Şimdi dünyaya ve dertlerine geri dönme vaktiydi buradaki küçük grup için..ama gönüller yıkanmış, gözlerden akan damlalarla dertler sıkıntılar kısa bir süreliğine de olsa atılıp gitmişti..artık ayaklar yere değmeliydi..çokçası ağlamaya ve az da olsa gülmeye devam edilecekti ister istemez..

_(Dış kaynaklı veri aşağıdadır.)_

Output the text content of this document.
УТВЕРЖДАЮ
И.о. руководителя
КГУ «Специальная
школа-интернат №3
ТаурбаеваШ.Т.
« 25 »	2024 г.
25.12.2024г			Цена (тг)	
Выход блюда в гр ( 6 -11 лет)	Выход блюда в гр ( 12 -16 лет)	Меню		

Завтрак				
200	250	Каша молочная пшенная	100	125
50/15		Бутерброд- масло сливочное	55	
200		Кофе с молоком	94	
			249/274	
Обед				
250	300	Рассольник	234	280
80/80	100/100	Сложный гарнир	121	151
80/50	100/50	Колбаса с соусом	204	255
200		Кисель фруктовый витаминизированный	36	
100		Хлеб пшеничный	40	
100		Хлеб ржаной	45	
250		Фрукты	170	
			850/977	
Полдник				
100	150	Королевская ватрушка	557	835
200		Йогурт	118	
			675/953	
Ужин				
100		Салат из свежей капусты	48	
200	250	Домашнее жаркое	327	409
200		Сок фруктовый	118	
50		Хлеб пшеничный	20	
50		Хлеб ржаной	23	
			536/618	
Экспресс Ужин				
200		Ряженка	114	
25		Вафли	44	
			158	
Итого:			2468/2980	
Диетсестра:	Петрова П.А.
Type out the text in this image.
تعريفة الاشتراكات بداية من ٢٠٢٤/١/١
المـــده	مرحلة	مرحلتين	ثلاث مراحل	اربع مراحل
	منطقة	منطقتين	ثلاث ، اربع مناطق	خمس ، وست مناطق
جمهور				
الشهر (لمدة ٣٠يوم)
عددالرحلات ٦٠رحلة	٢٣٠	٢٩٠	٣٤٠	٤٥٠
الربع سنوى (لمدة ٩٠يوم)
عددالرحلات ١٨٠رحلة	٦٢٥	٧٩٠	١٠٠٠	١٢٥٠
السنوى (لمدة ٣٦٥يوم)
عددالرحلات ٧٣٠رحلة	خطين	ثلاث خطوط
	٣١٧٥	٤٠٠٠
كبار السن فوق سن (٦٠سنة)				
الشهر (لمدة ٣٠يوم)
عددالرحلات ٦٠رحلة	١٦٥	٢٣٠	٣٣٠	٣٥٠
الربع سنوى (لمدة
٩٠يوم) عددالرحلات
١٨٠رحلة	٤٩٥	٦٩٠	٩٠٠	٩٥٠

Hesabı ödedi ve diğer dostlara selam vererek dışarı çıktığında şaşırarak akşamın bittiğini hatta gecenin çoktan başladığını gördü..gökyüzü pırıl pırıldı ve yıldızlar sanki hemen tepesindeydi..sanki kendi gönlüyle beraber tüm gökyüzü de yıkanmış ve bütün pisliklerden arınmış gibiydi...

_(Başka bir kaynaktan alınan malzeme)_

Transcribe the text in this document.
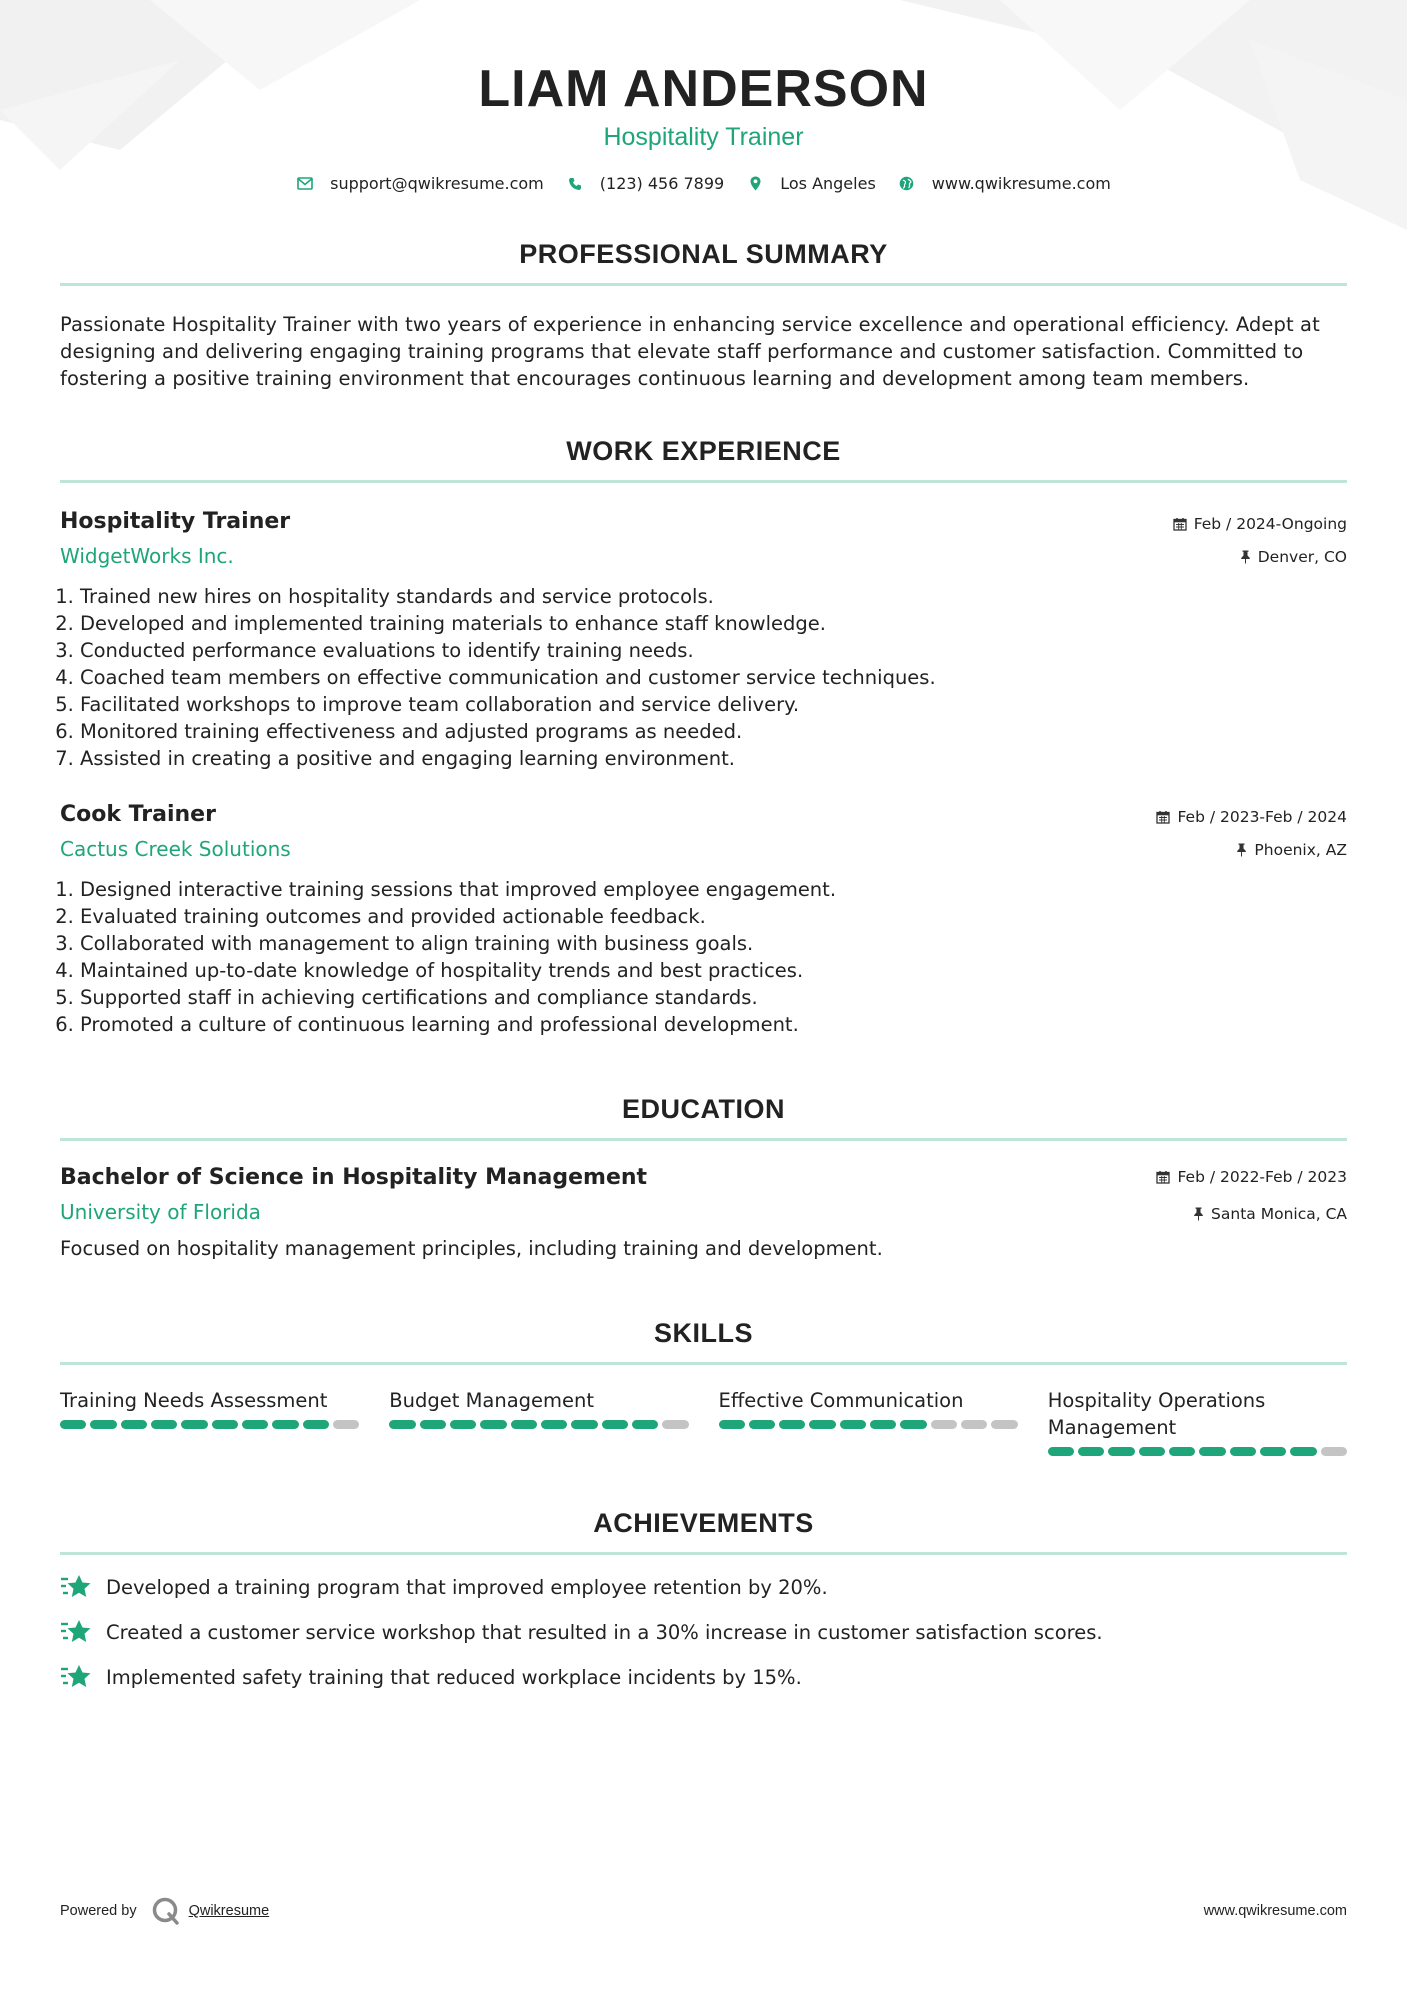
LIAM ANDERSON
Hospitality Trainer
support@qwikresume.com	(123) 456 7899	Los Angeles	www.qwikresume.com
PROFESSIONAL SUMMARY
Passionate Hospitality Trainer with two years of experience in enhancing service excellence and operational efficiency. Adept at designing and delivering engaging training programs that elevate staff performance and customer satisfaction. Committed to fostering a positive training environment that encourages continuous learning and development among team members.
WORK EXPERIENCE
Hospitality Trainer
WidgetWorks Inc.
Feb / 2024-Ongoing
Denver, CO
1. Trained new hires on hospitality standards and service protocols.
2. Developed and implemented training materials to enhance staff knowledge.
3. Conducted performance evaluations to identify training needs.
4. Coached team members on effective communication and customer service techniques.
5. Facilitated workshops to improve team collaboration and service delivery.
6. Monitored training effectiveness and adjusted programs as needed.
7. Assisted in creating a positive and engaging learning environment.
Cook Trainer
Cactus Creek Solutions
Feb / 2023-Feb / 2024
Phoenix, AZ
1. Designed interactive training sessions that improved employee engagement.
2. Evaluated training outcomes and provided actionable feedback.
3. Collaborated with management to align training with business goals.
4. Maintained up-to-date knowledge of hospitality trends and best practices.
5. Supported staff in achieving certifications and compliance standards.
6. Promoted a culture of continuous learning and professional development.
EDUCATION
Bachelor of Science in Hospitality Management
University of Florida
Feb / 2022-Feb / 2023
Santa Monica, CA
Focused on hospitality management principles, including training and development.
SKILLS
Training Needs Assessment	Budget Management	Effective Communication	Hospitality Operations Management
ACHIEVEMENTS
Developed a training program that improved employee retention by 20%.
Created a customer service workshop that resulted in a 30% increase in customer satisfaction scores.
Implemented safety training that reduced workplace incidents by 15%.
Powered by	Qwikresume	www.qwikresume.com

Evine doğru yürümeye başladı..yollarda kimse kalmamıştı neredeyse..bu kasaba ve belki de tüm Anadolunun buna benzer unutulmuş yerleri böyle olurdu hep..bu saatlerden sonra yollar boşalır ortalık tüm gündüz boyu orada burada uyuklamakla vaktini geçiren köpeklere kalırdı..artık tüm ilçede onların saltanatı başlar, sabah kadar gelen geçen herkesi tanırlar, beğenmediklerine hırlar veya havlarlar, kimisine de hiç dokunmadan halden anlayan dervişler gibi bir süre eşlik ederlerdi..bu hayvancağızlar insanların en büyük dostlarıydı çok eskilerden beri..ama bazı insanlar bu durumu bilmez bu zavallılara durup dururken taş atar, bağırır, aşağılar ve kovmaya çalışırlardı..böyle kişileri nasıl olur bilinmez bu hayvancağızlar da çok uzaktan tanırlar ve eğer birkaçı bir aradaysa onlar da onunla uğraşmaktan neredeyse zevk alır gibi üzerine üzerine giderlerdi..bu defa o kişi ne yapacağını bilemez, kaçsa mı kovalasa mı karar veremez, ama sayıları da gittikçe çoğalan bu gruba karşı da bir şey yapamayacağını anlayarak kaçmaya başlar, bu defa köpekler daha da azarak kovalamaya başlar sonunda mutlaka birileri araya girmezse iş fena neticelere giderdi..böyle kişiler intikam almak için arada zehirli etleri oraya buraya bırakırlar, bunu bilmeyen zavallı hayvanlar da bu zehirli yiyecekleri yerler sonra da kıvrana kıvrana ölürlerdi..kaç kere böyle zehirlenmiş köpeği kurtarmak için sarımsaklı yoğurt yapıp içirmişler ama çoğu zaman zavallı hayvanları kurtaramamışlardı..o zamanlar nerede veteriner, hayvan sağlık memuru bile yoktu kasabada..bu hayvancağızlar işte böyle zaman içinde azala çoğala bugünlere kadar gelmişlerdi..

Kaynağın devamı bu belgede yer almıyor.